Jemand eine Idee oder auch nur einen Ansatz? 

*[edit]* WLAN funktioniert über XP übrigens Einwandfrei.


----------



## AndreG (23. April 2006)

Firewall im gleichen Netz und Subnetz Sonstige Sicherheitseinrichtungen im Netz

Mfg Andre


----------



## metalgear (24. April 2006)

Ähm... danke... 

könntest Du das eventuell spezifizieren?


----------



## teppi (24. April 2006)

Sicher, dass du das richtige Kabel benutzt? Es gibt ja crossed over und patched Kabel .. Hört sich jedenfalls ganz danach an. Aber frag mich bitte nicht, welches man jetzt da benutzen muss ... 

Gruß teppi


----------



## AndreG (24. April 2006)

Bei den meisten modernen Routern und Switches ist das egal. Die erkennen das und richten sich dann auf Twistet oder normal ein. Jedoch ist im Normalfall ein normales RJ45 deutlich von Vorteil.

Ich meinte ob du ne Firewall aufem Lapi hast. Und ob der Laptob im gleichem Netz liegt wie die anderen Rechner.
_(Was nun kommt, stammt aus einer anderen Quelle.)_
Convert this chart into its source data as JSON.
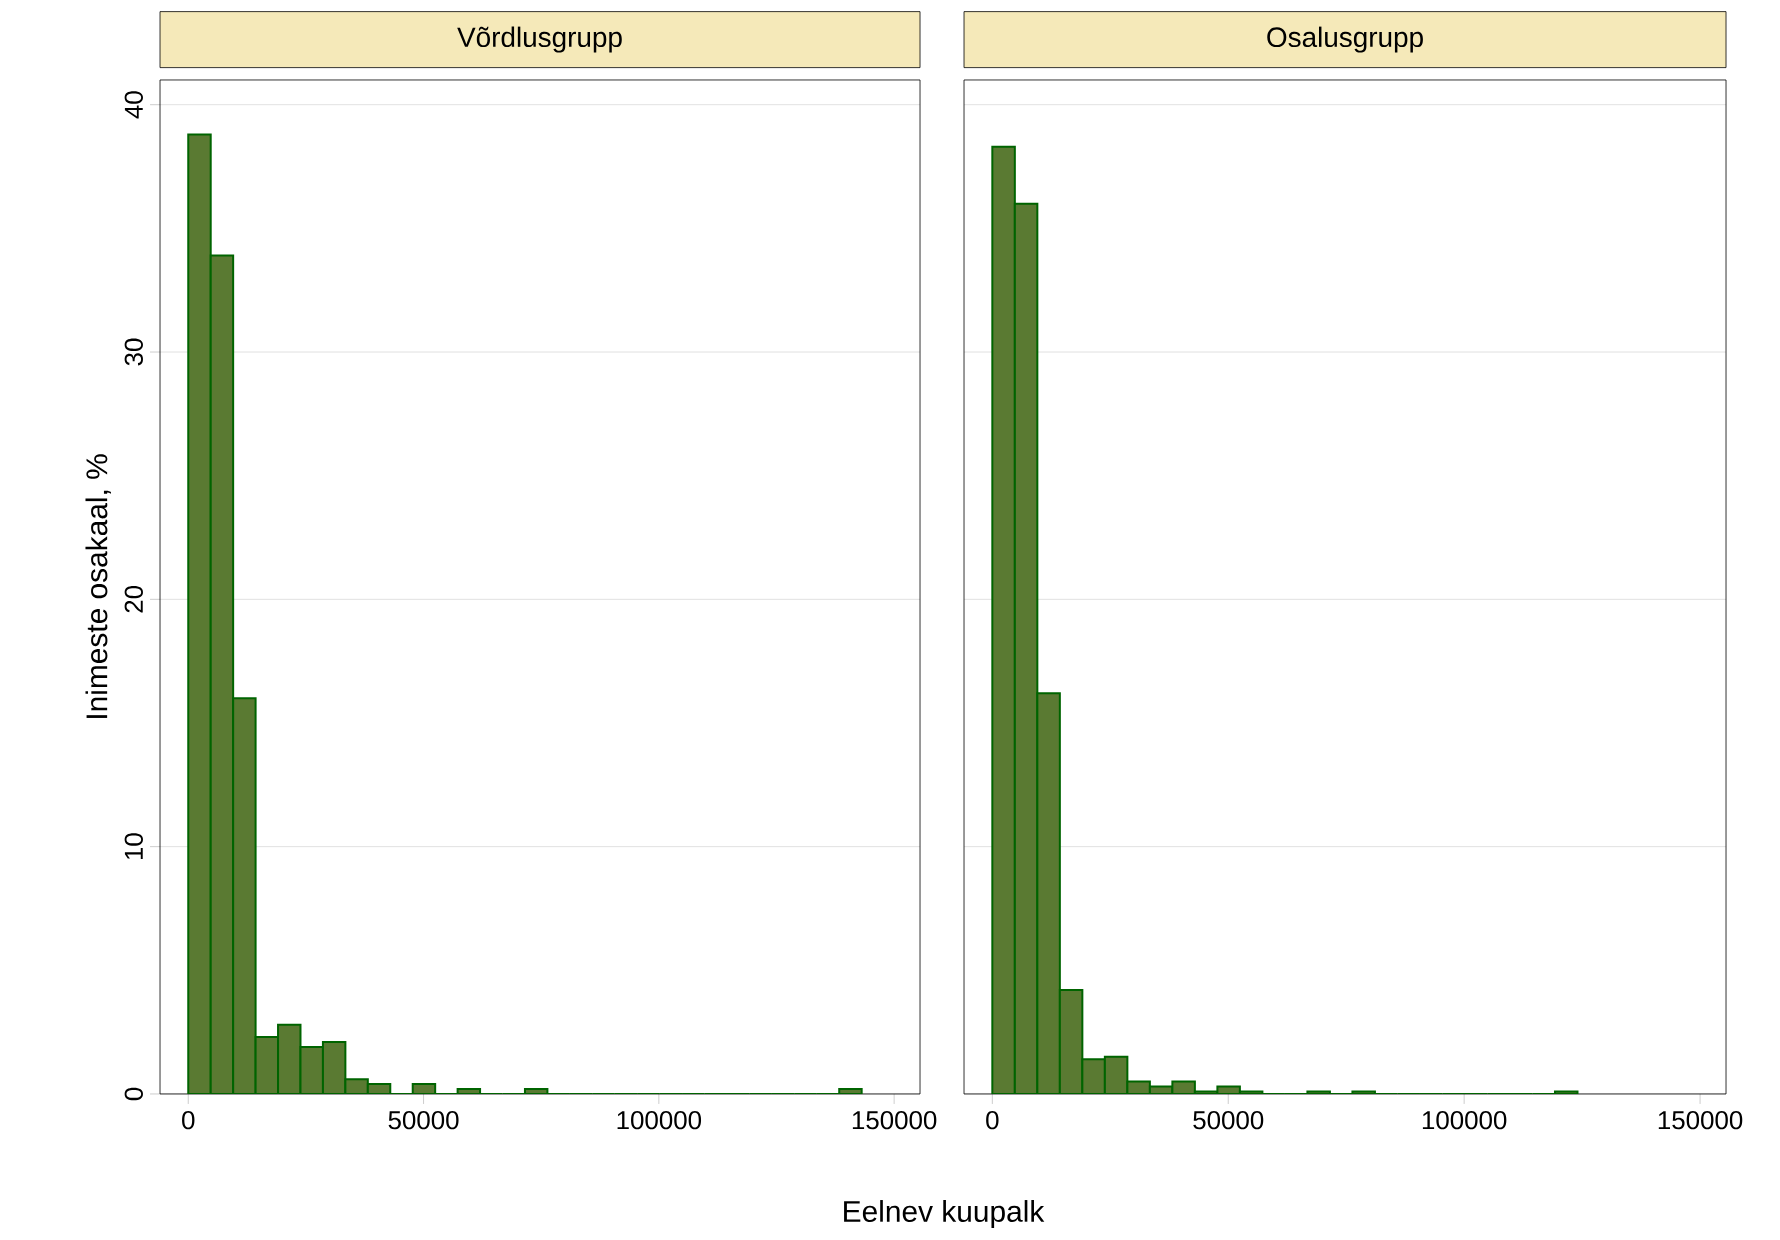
{
  "chart_data": [
    {
      "type": "histogram",
      "title": "Võrdlusgrupp",
      "xlabel": "Eelnev kuupalk",
      "ylabel": "Inimeste osakaal, %",
      "bins": [
        0,
        4770,
        9540,
        14310,
        19080,
        23850,
        28620,
        33390,
        38160,
        42930,
        47700,
        52470,
        57240,
        62010,
        66780,
        71550,
        76320,
        81090,
        85860,
        90630,
        95400,
        100170,
        104940,
        109710,
        114480,
        119250,
        124020,
        128790,
        133560,
        138330,
        143100
      ],
      "values": [
        38.8,
        33.9,
        16.0,
        2.3,
        2.8,
        1.9,
        2.1,
        0.6,
        0.4,
        0,
        0.4,
        0,
        0.2,
        0,
        0,
        0.2,
        0,
        0,
        0,
        0,
        0,
        0,
        0,
        0,
        0,
        0,
        0,
        0,
        0,
        0.2
      ],
      "color": "#5a7a32",
      "xlim": [
        -6000,
        155500
      ],
      "ylim": [
        0,
        41
      ],
      "xticks": [
        0,
        50000,
        100000,
        150000
      ],
      "yticks": [
        0,
        10,
        20,
        30,
        40
      ],
      "grid": "y"
    },
    {
      "type": "histogram",
      "title": "Osalusgrupp",
      "bins": [
        0,
        4770,
        9540,
        14310,
        19080,
        23850,
        28620,
        33390,
        38160,
        42930,
        47700,
        52470,
        57240,
        62010,
        66780,
        71550,
        76320,
        81090,
        85860,
        90630,
        95400,
        100170,
        104940,
        109710,
        114480,
        119250,
        124020
      ],
      "values": [
        38.3,
        36.0,
        16.2,
        4.2,
        1.4,
        1.5,
        0.5,
        0.3,
        0.5,
        0.1,
        0.3,
        0.1,
        0,
        0,
        0.1,
        0,
        0.1,
        0,
        0,
        0,
        0,
        0,
        0,
        0,
        0,
        0.1
      ],
      "color": "#5a7a32",
      "xlim": [
        -6000,
        155500
      ],
      "ylim": [
        0,
        41
      ],
      "xticks": [
        0,
        50000,
        100000,
        150000
      ],
      "yticks": [
        0,
        10,
        20,
        30,
        40
      ],
      "grid": "y",
      "tick_labels": "x"
    }
  ]
}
Also z.b. 192.168.1.x Das sollte beachtet werden. 

Ist dem Router dein Rechner bekannt, also nicht das er im Mac-Filter oder drin ist.

Schon mal versucht ne neue IP per DCHP vom Router zu bekommen.
Geht mit Start-->Ausführen-->cmd

ipconfig /release und dann ipconfig /renew

Mfg Andre


----------